Wyoming news briefs for October 28
Homeland Security official arrested on DWUI charge
POWELL — The director of the Park County Office of Homeland Security was arrested outside of Casper on Sunday night on suspicion of driving while under the influence of alcohol.
Charging documents allege that Jack Tatum — who was driving his county-owned vehicle — had a blood alcohol level that was more than three times the legal limit for driving.
Tatum pleaded not guilty to a misdemeanor count of DWUI at a Monday appearance in Natrona County Circuit Court. The 33-year-old was released on bond pending a trial.
Park County Sheriff Scott Steward, who supervises the Homeland Security office, said Wednesday that Tatum has been placed on administrative leave. The sheriff declined to comment further on the personnel matter.
Tatum had been attending the Wyoming Law Enforcement Academy in Douglas, where he was training to become certified as a peace officer.
According to charging documents, a citizen called law enforcement around 8:30 p.m. Sunday to report that someone in a “Park County Homeland Security” pickup truck had cut off another driver, was swerving all over the road and traveling slow at times on U.S. Highway 20/26 west of Casper.
After stopping Tatum, a Wyoming Highway Patrol trooper said he smelled alcohol on his breath.
Once at the Casper jail, around 9:45 p.m., Tatum provided two breath samples, which put his blood alcohol level at 0.272 percent and 0.267 percent.
Basin Co-Op employees protest possible vaccine mandate
GILLETTE — Heavy rains, whipping winds and bitter temperatures couldn't deter the American spirit in a group of Basin Electric Power Co-Op employees as they gathered at the entrance of Dry Fork Station north of Gillette Tuesday afternoon to protest the possibility of a COVID-19 vaccine mandate.
With Wyoming state legislature meeting this week, the group made a last-minute effort to ensure their voices are heard as they seek out assistance from Wyoming's leaders to prevent any mandates impacting their workplaces.
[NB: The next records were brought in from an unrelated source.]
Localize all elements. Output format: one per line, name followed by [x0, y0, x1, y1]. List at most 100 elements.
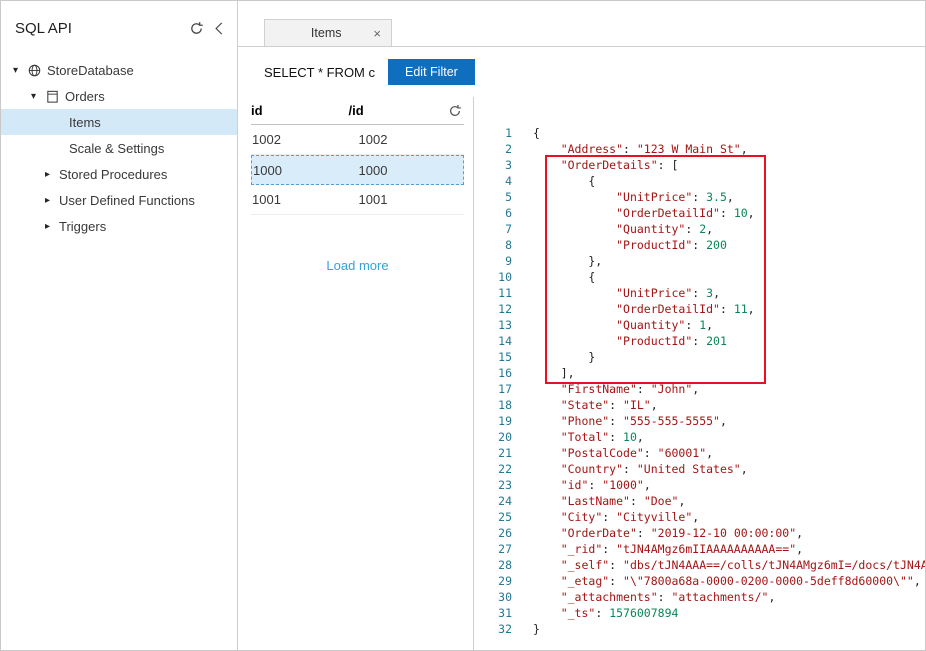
line-number: 11	[474, 285, 512, 301]
document-id: 1002	[251, 132, 358, 147]
documents-list-header: id /id	[251, 97, 464, 125]
caret-down-icon[interactable]: ▾	[31, 91, 45, 102]
caret-right-icon[interactable]: ▸	[45, 169, 59, 180]
line-number: 29	[474, 573, 512, 589]
code-line[interactable]: "UnitPrice": 3,	[533, 285, 925, 301]
caret-right-icon[interactable]: ▸	[45, 195, 59, 206]
code-line[interactable]: "LastName": "Doe",	[533, 493, 925, 509]
code-line[interactable]: "PostalCode": "60001",	[533, 445, 925, 461]
refresh-documents-icon[interactable]	[446, 102, 464, 120]
line-number: 25	[474, 509, 512, 525]
line-number: 12	[474, 301, 512, 317]
code-line[interactable]: "UnitPrice": 3.5,	[533, 189, 925, 205]
sidebar-item-label: Triggers	[59, 219, 106, 234]
code-line[interactable]: },	[533, 253, 925, 269]
sidebar-item-stored-procedures[interactable]: ▸Stored Procedures	[1, 161, 237, 187]
editor-line-number-gutter: 1234567891011121314151617181920212223242…	[474, 125, 518, 650]
code-line[interactable]: "OrderDetailId": 10,	[533, 205, 925, 221]
line-number: 16	[474, 365, 512, 381]
documents-list: 100210021000100010011001	[251, 125, 464, 215]
query-filter-bar: SELECT * FROM c Edit Filter	[238, 47, 925, 97]
document-id: 1001	[251, 192, 358, 207]
editor-code-area[interactable]: { "Address": "123 W Main St", "OrderDeta…	[518, 125, 925, 650]
code-line[interactable]: "_rid": "tJN4AMgz6mIIAAAAAAAAAA==",	[533, 541, 925, 557]
refresh-icon[interactable]	[185, 17, 207, 39]
sidebar-item-label: Scale & Settings	[69, 141, 164, 156]
code-line[interactable]: "Country": "United States",	[533, 461, 925, 477]
close-tab-icon[interactable]: ×	[371, 26, 383, 41]
line-number: 13	[474, 317, 512, 333]
code-line[interactable]: "ProductId": 201	[533, 333, 925, 349]
document-row[interactable]: 10011001	[251, 185, 464, 215]
code-line[interactable]: "OrderDetailId": 11,	[533, 301, 925, 317]
line-number: 30	[474, 589, 512, 605]
tab-items[interactable]: Items ×	[264, 19, 392, 46]
line-number: 3	[474, 157, 512, 173]
line-number: 8	[474, 237, 512, 253]
line-number: 17	[474, 381, 512, 397]
code-line[interactable]: "Total": 10,	[533, 429, 925, 445]
line-number: 18	[474, 397, 512, 413]
column-header-id: id	[251, 103, 349, 118]
code-line[interactable]: {	[533, 125, 925, 141]
query-text: SELECT * FROM c	[264, 65, 375, 80]
document-row[interactable]: 10021002	[251, 125, 464, 155]
document-row[interactable]: 10001000	[251, 155, 464, 185]
sidebar-item-label: Stored Procedures	[59, 167, 167, 182]
code-line[interactable]: "State": "IL",	[533, 397, 925, 413]
code-line[interactable]: {	[533, 173, 925, 189]
line-number: 2	[474, 141, 512, 157]
line-number: 4	[474, 173, 512, 189]
code-line[interactable]: }	[533, 349, 925, 365]
data-explorer-window: SQL API ▾StoreDatabase▾OrdersItemsScale …	[0, 0, 926, 651]
code-line[interactable]: ],	[533, 365, 925, 381]
sidebar-item-label: StoreDatabase	[47, 63, 134, 78]
line-number: 21	[474, 445, 512, 461]
collapse-sidebar-icon[interactable]	[207, 17, 229, 39]
line-number: 28	[474, 557, 512, 573]
caret-down-icon[interactable]: ▾	[13, 65, 27, 76]
code-line[interactable]: "id": "1000",	[533, 477, 925, 493]
code-line[interactable]: "Quantity": 2,	[533, 221, 925, 237]
code-line[interactable]: "FirstName": "John",	[533, 381, 925, 397]
edit-filter-button[interactable]: Edit Filter	[388, 59, 475, 85]
code-line[interactable]: "OrderDetails": [	[533, 157, 925, 173]
line-number: 31	[474, 605, 512, 621]
document-partition-id: 1002	[358, 132, 465, 147]
tab-label: Items	[281, 26, 371, 40]
line-number: 9	[474, 253, 512, 269]
code-line[interactable]: "OrderDate": "2019-12-10 00:00:00",	[533, 525, 925, 541]
sidebar-item-orders[interactable]: ▾ Orders	[1, 83, 237, 109]
line-number: 22	[474, 461, 512, 477]
document-partition-id: 1000	[358, 163, 464, 178]
content-area: id /id 100210021000100010011001 Load mor…	[238, 97, 925, 650]
sidebar-item-triggers[interactable]: ▸Triggers	[1, 213, 237, 239]
code-line[interactable]: "_etag": "\"7800a68a-0000-0200-0000-5def…	[533, 573, 925, 589]
line-number: 24	[474, 493, 512, 509]
code-line[interactable]: "Quantity": 1,	[533, 317, 925, 333]
code-line[interactable]: "Address": "123 W Main St",	[533, 141, 925, 157]
sidebar-item-label: Orders	[65, 89, 105, 104]
code-line[interactable]: "ProductId": 200	[533, 237, 925, 253]
code-line[interactable]: "_attachments": "attachments/",	[533, 589, 925, 605]
code-line[interactable]: "_self": "dbs/tJN4AAA==/colls/tJN4AMgz6m…	[533, 557, 925, 573]
code-line[interactable]: "Phone": "555-555-5555",	[533, 413, 925, 429]
caret-right-icon[interactable]: ▸	[45, 221, 59, 232]
sidebar-item-items[interactable]: Items	[1, 109, 237, 135]
sidebar-item-user-defined-functions[interactable]: ▸User Defined Functions	[1, 187, 237, 213]
code-line[interactable]: "City": "Cityville",	[533, 509, 925, 525]
code-line[interactable]: "_ts": 1576007894	[533, 605, 925, 621]
sidebar-item-scale-and-settings[interactable]: Scale & Settings	[1, 135, 237, 161]
database-icon	[27, 63, 47, 78]
line-number: 6	[474, 205, 512, 221]
column-header-partition-key: /id	[349, 103, 447, 118]
load-more-link[interactable]: Load more	[326, 258, 388, 273]
tab-bar: Items ×	[238, 1, 925, 47]
resource-tree-sidebar: SQL API ▾StoreDatabase▾OrdersItemsScale …	[1, 1, 238, 650]
line-number: 19	[474, 413, 512, 429]
json-document-editor: 1234567891011121314151617181920212223242…	[474, 97, 925, 650]
code-line[interactable]: {	[533, 269, 925, 285]
line-number: 5	[474, 189, 512, 205]
code-line[interactable]: }	[533, 621, 925, 637]
sidebar-item-storedatabase[interactable]: ▾ StoreDatabase	[1, 57, 237, 83]
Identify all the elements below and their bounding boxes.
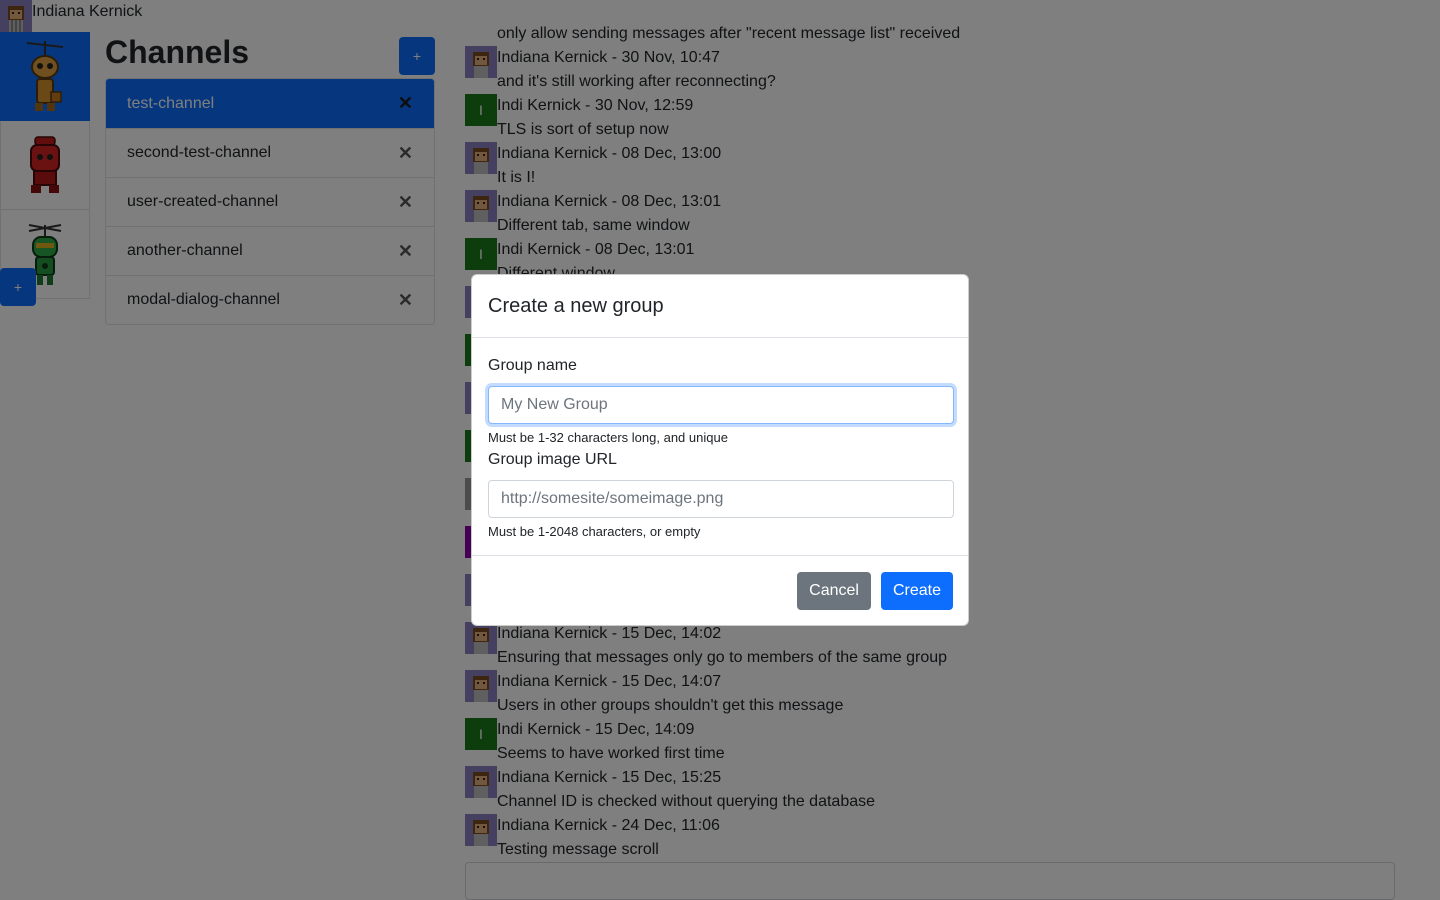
image-url-input[interactable] [488, 480, 954, 518]
modal-footer: Cancel Create [472, 556, 968, 626]
create-group-modal: Create a new group Group name Must be 1-… [471, 274, 969, 626]
modal-title: Create a new group [488, 294, 664, 317]
group-name-input[interactable] [488, 386, 954, 424]
group-name-hint: Must be 1-32 characters long, and unique [488, 430, 728, 445]
group-name-label: Group name [488, 357, 577, 374]
image-url-label: Group image URL [488, 451, 617, 468]
cancel-button[interactable]: Cancel [797, 572, 871, 610]
modal-body: Group name Must be 1-32 characters long,… [472, 338, 968, 556]
create-button[interactable]: Create [880, 572, 953, 610]
image-url-hint: Must be 1-2048 characters, or empty [488, 524, 701, 539]
modal-header: Create a new group [472, 275, 968, 338]
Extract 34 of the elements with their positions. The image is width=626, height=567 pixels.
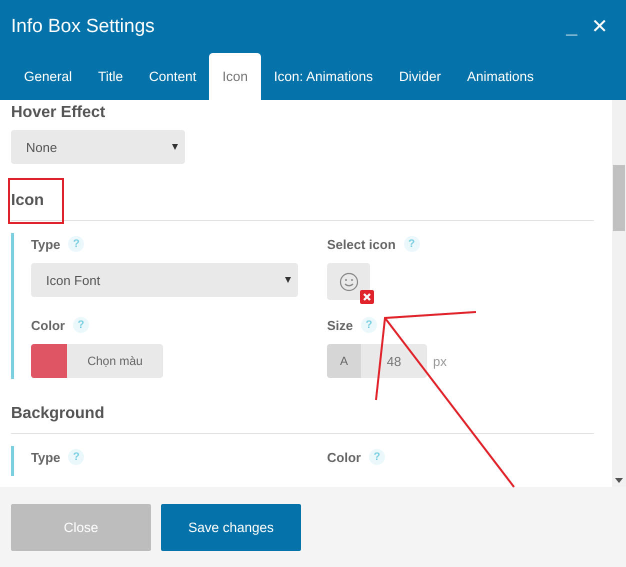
field-label: Color (327, 450, 361, 464)
caret-icon (172, 144, 178, 150)
section-heading: Background (11, 404, 104, 424)
tab[interactable]: Animations (454, 53, 547, 100)
scrollbar[interactable] (612, 100, 626, 487)
color-picker-label[interactable]: Chọn màu (67, 344, 163, 378)
tab[interactable]: General (11, 53, 86, 100)
section-heading: Hover Effect (11, 103, 106, 123)
remove-icon[interactable] (360, 290, 374, 304)
tab[interactable]: Icon: Animations (260, 53, 386, 100)
icon-picker-button[interactable] (327, 263, 370, 300)
field-label: Select icon (327, 236, 396, 252)
field-label: Type (31, 236, 60, 252)
dropdown[interactable]: Icon Font (31, 263, 298, 297)
section-heading: Icon (11, 191, 44, 211)
unit-toggle[interactable]: A (327, 344, 361, 378)
tab[interactable]: Content (136, 53, 210, 100)
tab[interactable]: Divider (386, 53, 454, 100)
close-button[interactable]: ✕ (589, 15, 610, 39)
field-label: Size (327, 318, 354, 332)
dropdown[interactable]: None (11, 130, 185, 164)
unit-label: px (433, 354, 447, 368)
field-label: Type (31, 450, 60, 464)
scrollbar-thumb[interactable] (613, 165, 625, 231)
minimize-button[interactable]: _ (564, 15, 580, 39)
window-title: Info Box Settings (11, 16, 155, 38)
save-button[interactable]: Save changes (161, 504, 301, 550)
smiley-icon (338, 272, 358, 292)
tab[interactable]: Title (85, 53, 136, 100)
color-picker[interactable]: Chọn màu (31, 344, 163, 378)
field-label: Color (31, 318, 65, 332)
caret-icon (285, 277, 291, 283)
size-input[interactable]: A 48 (327, 344, 427, 378)
tab[interactable]: Icon (209, 53, 261, 100)
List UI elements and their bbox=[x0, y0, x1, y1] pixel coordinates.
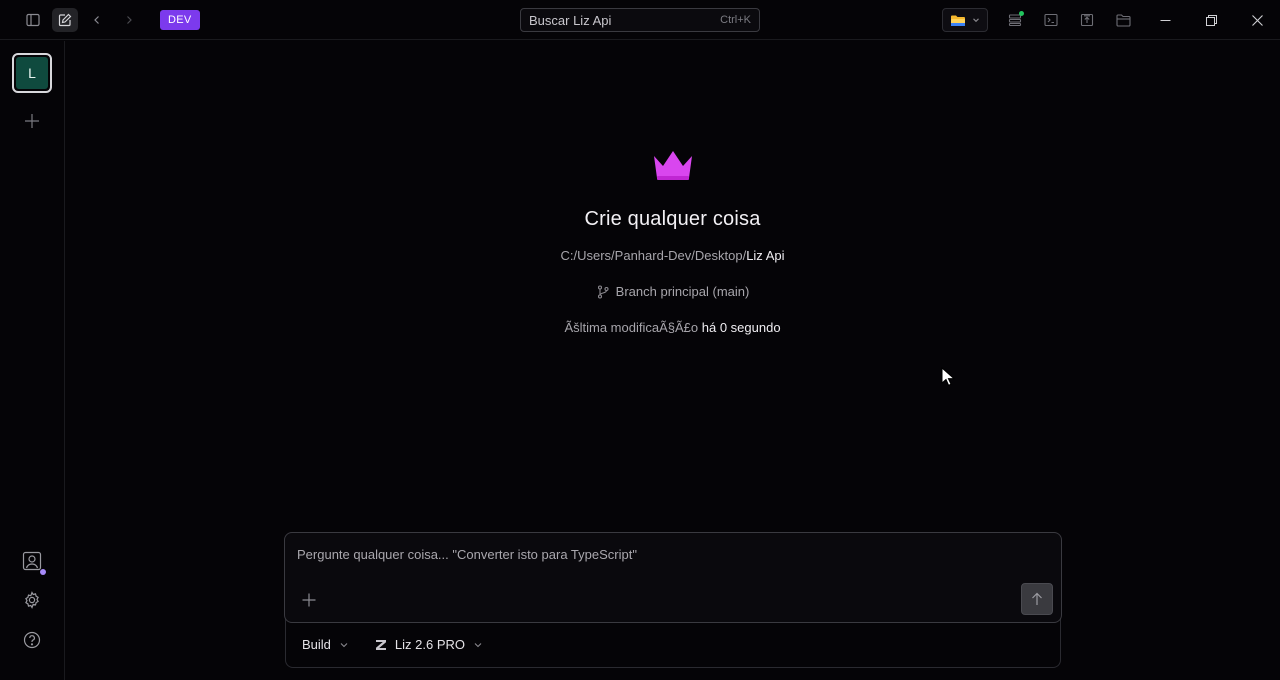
open-in-picker[interactable] bbox=[942, 8, 988, 32]
title-bar-left: DEV bbox=[20, 8, 200, 32]
prompt-composer bbox=[284, 532, 1062, 623]
model-picker[interactable]: Liz 2.6 PRO bbox=[375, 637, 483, 652]
title-bar-tools bbox=[942, 8, 1136, 32]
online-status-dot bbox=[40, 569, 46, 575]
mode-picker[interactable]: Build bbox=[302, 637, 349, 652]
minimize-icon bbox=[1160, 19, 1170, 21]
folder-outline-icon bbox=[1115, 13, 1131, 27]
close-button[interactable] bbox=[1245, 8, 1269, 32]
search-shortcut: Ctrl+K bbox=[720, 14, 751, 26]
last-modified-value: há 0 segundo bbox=[701, 320, 781, 335]
add-workspace-button[interactable] bbox=[20, 109, 44, 133]
empty-state: Crie qualquer coisa C:/Users/Panhard-Dev… bbox=[65, 150, 1280, 339]
forward-button[interactable] bbox=[116, 8, 142, 32]
gear-icon bbox=[25, 591, 39, 609]
search-placeholder: Buscar Liz Api bbox=[529, 12, 612, 28]
last-modified-label: Ãšltima modificaÃ§Ã£o bbox=[564, 320, 699, 335]
upload-button[interactable] bbox=[1074, 8, 1100, 32]
last-modified: Ãšltima modificaÃ§Ã£o há 0 segundo bbox=[65, 317, 1280, 339]
attach-button[interactable] bbox=[297, 588, 321, 612]
workspace-sidebar: L bbox=[0, 41, 65, 680]
back-button[interactable] bbox=[84, 8, 110, 32]
settings-button[interactable] bbox=[20, 588, 44, 612]
sidebar-icon bbox=[26, 13, 40, 27]
mouse-cursor-icon bbox=[941, 367, 955, 386]
terminal-button[interactable] bbox=[1038, 8, 1064, 32]
chevron-down-icon bbox=[340, 642, 348, 647]
send-button[interactable] bbox=[1021, 583, 1053, 615]
branch-label: Branch principal (main) bbox=[615, 284, 750, 299]
hero-title: Crie qualquer coisa bbox=[584, 208, 761, 230]
edit-icon bbox=[58, 13, 72, 27]
project-path: C:/Users/Panhard-Dev/Desktop/Liz Api bbox=[65, 245, 1280, 267]
arrow-up-icon bbox=[1032, 592, 1042, 605]
user-icon bbox=[22, 551, 42, 571]
restore-button[interactable] bbox=[1199, 8, 1223, 32]
close-icon bbox=[1251, 14, 1263, 26]
project-path-prefix: C:/Users/Panhard-Dev/Desktop/ bbox=[560, 248, 747, 263]
terminal-icon bbox=[1044, 13, 1058, 27]
search-box[interactable]: Buscar Liz Api Ctrl+K bbox=[520, 8, 760, 32]
help-icon bbox=[23, 631, 41, 649]
model-logo-icon bbox=[375, 639, 386, 650]
chevron-left-icon bbox=[94, 16, 99, 24]
status-green-dot bbox=[1019, 11, 1024, 16]
new-chat-button[interactable] bbox=[52, 8, 78, 32]
title-bar: DEV Buscar Liz Api Ctrl+K bbox=[0, 0, 1280, 40]
chevron-down-icon bbox=[474, 642, 482, 647]
folder-icon bbox=[951, 15, 965, 26]
branch-info: Branch principal (main) bbox=[65, 281, 1280, 303]
files-button[interactable] bbox=[1110, 8, 1136, 32]
plus-icon bbox=[302, 593, 316, 607]
tool-icons bbox=[1002, 8, 1136, 32]
chevron-right-icon bbox=[127, 16, 132, 24]
prompt-input[interactable] bbox=[297, 547, 997, 562]
workspace-initial: L bbox=[16, 57, 48, 89]
help-button[interactable] bbox=[20, 628, 44, 652]
crown-icon bbox=[653, 151, 692, 180]
source-control-button[interactable] bbox=[1002, 8, 1028, 32]
toggle-sidebar-button[interactable] bbox=[20, 8, 46, 32]
plus-icon bbox=[25, 114, 39, 128]
minimize-button[interactable] bbox=[1153, 8, 1177, 32]
upload-icon bbox=[1080, 13, 1094, 27]
mode-label: Build bbox=[302, 637, 331, 652]
dev-badge: DEV bbox=[160, 10, 200, 30]
project-name: Liz Api bbox=[746, 248, 785, 263]
account-button[interactable] bbox=[20, 549, 46, 575]
git-branch-icon bbox=[597, 285, 609, 299]
workspace-avatar[interactable]: L bbox=[12, 53, 52, 93]
restore-icon bbox=[1205, 14, 1217, 26]
model-label: Liz 2.6 PRO bbox=[394, 637, 466, 652]
chevron-down-icon bbox=[973, 18, 979, 23]
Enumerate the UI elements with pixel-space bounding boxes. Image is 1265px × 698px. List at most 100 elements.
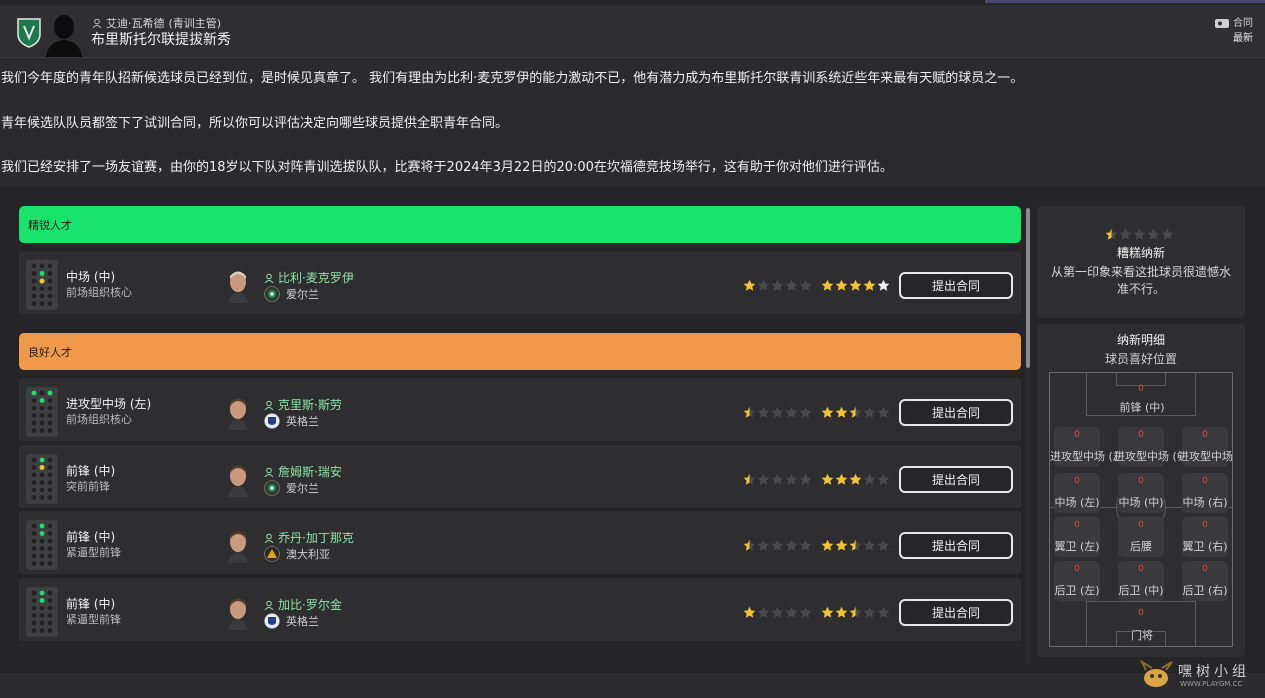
star-icon <box>821 606 834 618</box>
player-position: 前锋 (中) <box>66 597 116 611</box>
star-icon <box>1105 228 1118 240</box>
star-icon <box>835 406 848 418</box>
slot-label-dc: 后卫 (中) <box>1118 584 1164 597</box>
star-icon <box>757 279 770 291</box>
latest-label[interactable]: 最新 <box>1215 31 1253 46</box>
player-name[interactable]: 克里斯·斯劳 <box>278 396 342 413</box>
offer-contract-button[interactable]: 提出合同 <box>899 599 1013 626</box>
watermark-url: WWW.PLAYGM.CC <box>1180 680 1243 688</box>
list-scrollbar-thumb[interactable] <box>1026 208 1030 368</box>
slot-label-amc: 进攻型中场 (中) <box>1114 450 1193 463</box>
player-nation: 澳大利亚 <box>286 548 330 561</box>
player-position: 进攻型中场 (左) <box>66 397 152 411</box>
slot-count: 0 <box>1202 564 1208 574</box>
message-subject: 布里斯托尔联提拔新秀 <box>91 32 231 48</box>
star-icon <box>757 473 770 485</box>
player-row[interactable]: 前锋 (中) 紧逼型前锋 乔丹·加丁那克 澳大利亚 提出合同 <box>19 511 1021 574</box>
star-icon <box>771 279 784 291</box>
star-icon <box>799 606 812 618</box>
position-map-icon <box>26 387 58 437</box>
current-ability-stars <box>743 473 812 486</box>
nation-flag-icon <box>264 613 280 629</box>
player-nation-line: 英格兰 <box>264 613 319 629</box>
star-icon <box>743 473 756 485</box>
star-icon <box>821 279 834 291</box>
star-icon <box>863 539 876 551</box>
player-face-icon <box>228 531 248 563</box>
person-icon <box>264 533 274 543</box>
player-name-line: 克里斯·斯劳 <box>264 396 342 413</box>
player-row[interactable]: 前锋 (中) 突前前锋 詹姆斯·瑞安 爱尔兰 提出合同 <box>19 445 1021 508</box>
summary-star-rating <box>1105 228 1174 241</box>
player-role: 前场组织核心 <box>66 413 132 426</box>
slot-count: 0 <box>1138 384 1144 394</box>
star-icon <box>771 473 784 485</box>
slot-count: 0 <box>1138 430 1144 440</box>
star-icon <box>877 606 890 618</box>
star-icon <box>863 279 876 291</box>
star-icon <box>877 473 890 485</box>
star-icon <box>799 473 812 485</box>
current-ability-stars <box>743 606 812 619</box>
merge-button[interactable]: 合同 <box>1215 16 1253 31</box>
player-nation: 爱尔兰 <box>286 288 319 301</box>
star-icon <box>785 279 798 291</box>
star-icon <box>849 606 862 618</box>
star-icon <box>1119 228 1132 240</box>
nation-flag-icon <box>264 480 280 496</box>
header-actions: 合同 最新 <box>1215 16 1253 46</box>
slot-label-amr: 进攻型中场 (右) <box>1178 450 1233 463</box>
star-icon <box>771 539 784 551</box>
person-icon <box>264 600 274 610</box>
category-good-label: 良好人才 <box>28 345 72 359</box>
player-row[interactable]: 前锋 (中) 紧逼型前锋 加比·罗尔金 英格兰 提出合同 <box>19 578 1021 641</box>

"We want the legislators to protect us from the Federal government," Brigitte, who wanted to keep her last name private, said. "We want our legislature to know that this state and our jobs create a product that every household uses. The Federal government said they are going to shut us down. We want legislature to know we have a voice, and if they keep pushing and keep pushing, people are going to fight back.”
Currently, employees are safe from a mandate. What they are fighting for is to keep mandates away for good, which hinges on legislators standing up for Wyoming's people, protestors noted.
"I think people are just starting to get fed up," Brigitte said.
Western Sugar eyes favorable year
LOVELL — A tumultuous workforce hiring season has not stopped Western Sugar from having a very solid year, factory manager Shannon Ellis shared with the Lovell Chamber of Commerce on Oct 18.
Ellis said that harvest was 55-percent done as of that Monday, with workers able to get 5-to-6-percent more of the harvest done on a good day. Early autumn frosts were not cold enough to kill any beets, Ellis said, meaning the crop remains in excellent shape.
“We’re having a pretty favorable year,” Ellis said.
Meanwhile the factory is operating at as high an efficiency as Ellis said he’s seen it.
“We’re probably the smallest sugar factory in the U.S., but we’re operating at a very high level,” Ellis said. “We’re cutting about 3,000 tons of beets per day and producing around close to 9,000 hundredweights of sugar, Sometimes we’re hitting the 10,000 mark.”
A hundredweight is equal to 100 pounds.
“Extraction-wise, we’re reaching 87 to 88 percent,” Ellis said. “In the industry, that’s a high level.”
The only hiccup is a difficult one. A good workforce is hard to find right now.
“The single thing that’s been an issue this year is people and hiring people, that’s been a struggle. It’s a give and take every week, we hire a few and then we lose a few,” Ellis said.